Обухов однажды на лекции рассказал, как мой интеллигентный дед, академик филологии, в молодости дрался на дуэли с Виталием Валентиновичем Бианки. Ссора вышла из-за какой-то актрисы, в которую оба, по словам Обухова, были без памяти влюблены. Я видел у деда в альбоме ее фотографию. Большие красивые глаза, длинные ресницы, мягкий подбородок, всё как у моей Оли. История – что-то вроде урока в средней школе. Она всегда занимается повторением пройденного, словно боится, что человечество с первого раза ничего не усвоило.
Может, мне тоже поступить как дед и вызвать кого-нибудь на дуэль? Например, Капитонова? Хотя нет, лучше не надо. Мы в разных весовых категориях, и потом кто-то мне говорил, что Капитонов в юности занимался боксом.

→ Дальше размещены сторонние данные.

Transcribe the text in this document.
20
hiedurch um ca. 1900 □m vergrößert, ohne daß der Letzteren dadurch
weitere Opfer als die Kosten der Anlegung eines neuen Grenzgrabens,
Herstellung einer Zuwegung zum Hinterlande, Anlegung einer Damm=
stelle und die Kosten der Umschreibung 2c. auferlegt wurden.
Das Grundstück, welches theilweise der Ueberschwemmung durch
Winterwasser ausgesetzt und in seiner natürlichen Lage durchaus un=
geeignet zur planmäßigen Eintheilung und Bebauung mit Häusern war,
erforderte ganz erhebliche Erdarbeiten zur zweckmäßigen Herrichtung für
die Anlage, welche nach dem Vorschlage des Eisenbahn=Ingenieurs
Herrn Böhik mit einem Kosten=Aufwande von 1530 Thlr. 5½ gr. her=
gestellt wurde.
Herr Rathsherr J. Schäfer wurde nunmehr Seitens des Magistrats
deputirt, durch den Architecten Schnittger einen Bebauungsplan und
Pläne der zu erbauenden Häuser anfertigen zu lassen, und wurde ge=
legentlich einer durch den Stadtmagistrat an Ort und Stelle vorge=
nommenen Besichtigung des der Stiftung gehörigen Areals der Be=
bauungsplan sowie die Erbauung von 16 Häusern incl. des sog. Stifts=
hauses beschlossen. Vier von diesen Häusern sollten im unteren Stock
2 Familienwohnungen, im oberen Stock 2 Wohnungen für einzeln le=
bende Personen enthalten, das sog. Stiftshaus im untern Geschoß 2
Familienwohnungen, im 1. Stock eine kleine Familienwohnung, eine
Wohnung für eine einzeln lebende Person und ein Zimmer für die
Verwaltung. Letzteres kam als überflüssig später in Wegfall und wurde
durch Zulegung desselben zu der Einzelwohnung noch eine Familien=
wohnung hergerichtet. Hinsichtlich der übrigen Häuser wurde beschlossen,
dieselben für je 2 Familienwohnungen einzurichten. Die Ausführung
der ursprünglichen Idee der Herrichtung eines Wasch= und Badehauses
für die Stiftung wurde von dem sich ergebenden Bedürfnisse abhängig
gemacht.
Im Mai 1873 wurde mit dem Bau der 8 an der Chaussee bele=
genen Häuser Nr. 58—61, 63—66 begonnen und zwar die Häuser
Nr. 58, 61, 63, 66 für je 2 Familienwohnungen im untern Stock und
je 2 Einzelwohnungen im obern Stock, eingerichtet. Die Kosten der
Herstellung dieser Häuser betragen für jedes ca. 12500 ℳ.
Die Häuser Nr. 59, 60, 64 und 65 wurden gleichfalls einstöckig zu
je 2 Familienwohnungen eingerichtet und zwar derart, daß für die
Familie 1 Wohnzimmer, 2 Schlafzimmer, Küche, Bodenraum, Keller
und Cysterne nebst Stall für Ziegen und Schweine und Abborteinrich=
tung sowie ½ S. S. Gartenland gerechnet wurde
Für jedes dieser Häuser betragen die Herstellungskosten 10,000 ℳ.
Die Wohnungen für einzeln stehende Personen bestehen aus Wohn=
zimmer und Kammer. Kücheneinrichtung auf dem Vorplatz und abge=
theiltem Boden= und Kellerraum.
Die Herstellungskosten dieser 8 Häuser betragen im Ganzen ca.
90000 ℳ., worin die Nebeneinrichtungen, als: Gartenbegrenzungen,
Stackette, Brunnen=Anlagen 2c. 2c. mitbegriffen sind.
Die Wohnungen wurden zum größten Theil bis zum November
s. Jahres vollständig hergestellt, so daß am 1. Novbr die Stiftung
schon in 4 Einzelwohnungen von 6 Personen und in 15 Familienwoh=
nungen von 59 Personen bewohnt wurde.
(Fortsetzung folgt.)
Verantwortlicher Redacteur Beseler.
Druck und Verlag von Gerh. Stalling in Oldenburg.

Всё! Больше никаких воспоминаний! Электричка через двадцать минут. Отправляю в рот последние крошки, спешно запиваю их чаем, встаю из-за стола. Мыть тарелку уже некогда. Выхожу в прихожую, скидываю интеллигентные тапки и надеваю уличные кроссовки. Беру рюкзак, открываю входную дверь. Надо будет на обратном пути гречку купить. А то вся уже опять закончилась.

– Гречка закончилась! – объявила продавщица, огромное туловище, завернутое в белый передник. Когда мы зашли в магазин, я сразу ее заметил и подумал, какие у нас иногда встречаются шикарные образцы человеческого производства. Денег вроде ни у кого нет, даже на еду не всегда хватает, а туловища день ото дня делаются крупнее.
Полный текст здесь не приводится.